Bulletin No. 1, 2021

THE NEW GOSPEL ACCORDING TO A.I. 19 It is even possible for AI to help music researchers with the insights it has gathered through studying countless compositions and performances. ‘With its ability to analyze music and, indeed, other forms of art en masse, AI can help scholars gain a bird’s-eye view of a particular style and better understand how humans make art in the first place,’ said Dr. Szeto, gesturing towards possible new directions for the emerging field of digital humanities. WITH ALL THAT HAS BEEN SAID ABOUT AI AND THE ARTS, perhaps no one has said it better than Hans Christian Andersen in his 1843 fairy tale ‘The Nightingale’, proving again that art is often ahead of its time. The story begins with a Chinese emperor bringing in a nightingale to sing for him, only to then desert it for a mechanical songbird that knows no rest. When this new favourite of his, singing nothing but a monotonous waltz day after day, goes unresponsive because no one is there to wind it up, the emperor regrets having abandoned the nightingale and valued the sounds of a machine above those of a living being. He is right to finally recognize nature’s superiority in art as we should too.

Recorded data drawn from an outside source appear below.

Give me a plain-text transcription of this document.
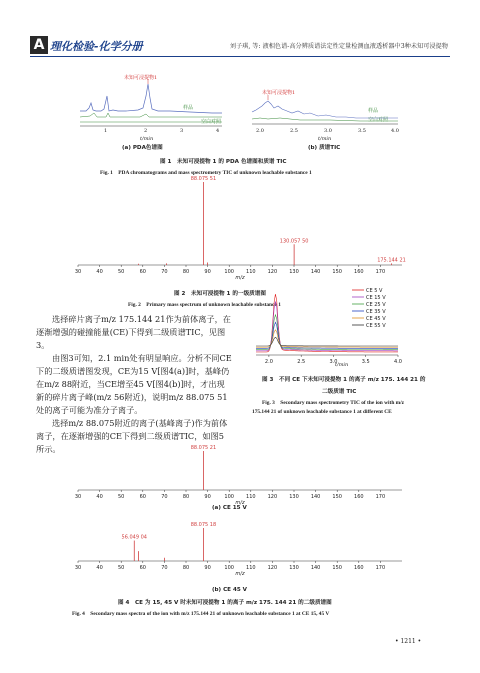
A 理化检验-化学分册	刘子琪, 等: 液相色谱-高分辨质谱法定性定量检测血液透析器中3种未知可浸提物
未知可浸提物1
样品
空白对照
1	2	3	4
t/min
(a) PDA色谱图
未知可浸提物1
样品
空白对照
2.0	2.5	3.0	3.5	4.0
t/min
(b) 质谱TIC
图 1　未知可浸提物 1 的 PDA 色谱图和质谱 TIC
Fig. 1　PDA chromatograms and mass spectrometry TIC of unknown leachable substance 1
30	40	50	60	70	80	90	100 110 120 130 140 150 160 170
m/z
88.075 51
130.057 50
175.144 21
图 2　未知可浸提物 1 的一级质谱图
Fig. 2　Primary mass spectrum of unknown leachable substance 1

选择碎片离子m/z 175.144 21作为前体离子，在逐渐增强的碰撞能量(CE)下得到二级质谱TIC，见图3。

由图3可知，2.1 min处有明显响应。分析不同CE下的二级质谱图发现，CE为15 V[图4(a)]时，基峰仍在m/z 88附近，当CE增至45 V[图4(b)]时，才出现新的碎片离子峰(m/z 56附近)，说明m/z 88.075 51处的离子可能为准分子离子。

选择m/z 88.075附近的离子(基峰离子)作为前体离子，在逐渐增强的CE下得到二级质谱TIC，如图5所示。

2.0	2.5	3.0	3.5	4.0
CE 5 V
CE 15 V
CE 25 V
CE 35 V
CE 45 V
CE 55 V
t/min
图 3　不同 CE 下未知可浸提物 1 的离子 m/z 175. 144 21 的
二级质谱 TIC
Fig. 3　Secondary mass spectrometry TIC of the ion with m/z
175.144 21 of unknown leachable substance 1 at different CE
30	40	50	60	70	80	90	100 110 120 130 140 150 160 170
m/z
88.075 21
30	40	50	60	70	80	90	100 110 120 130 140 150 160 170
m/z
88.075 18
56.049 04
(a) CE 15 V
(b) CE 45 V
图 4　CE 为 15, 45 V 时未知可浸提物 1 的离子 m/z 175. 144 21 的二级质谱图
Fig. 4　Secondary mass spectra of the ion with m/z 175.144 21 of unknown leachable substance 1 at CE 15, 45 V
• 1211 •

But as the nightingale says in defence of its surrogate, the machine has done well for what it was confined to doing. ‘On their own, machines may not be able to make great art. They’re ultimately tools that serve at the pleasure of the human artist or, more accurately, curator,’ said Dr. Chau, affirming the need for humans in art in the age of AI to provide the direction. ‘Within those limits, though, machines do work miracles.’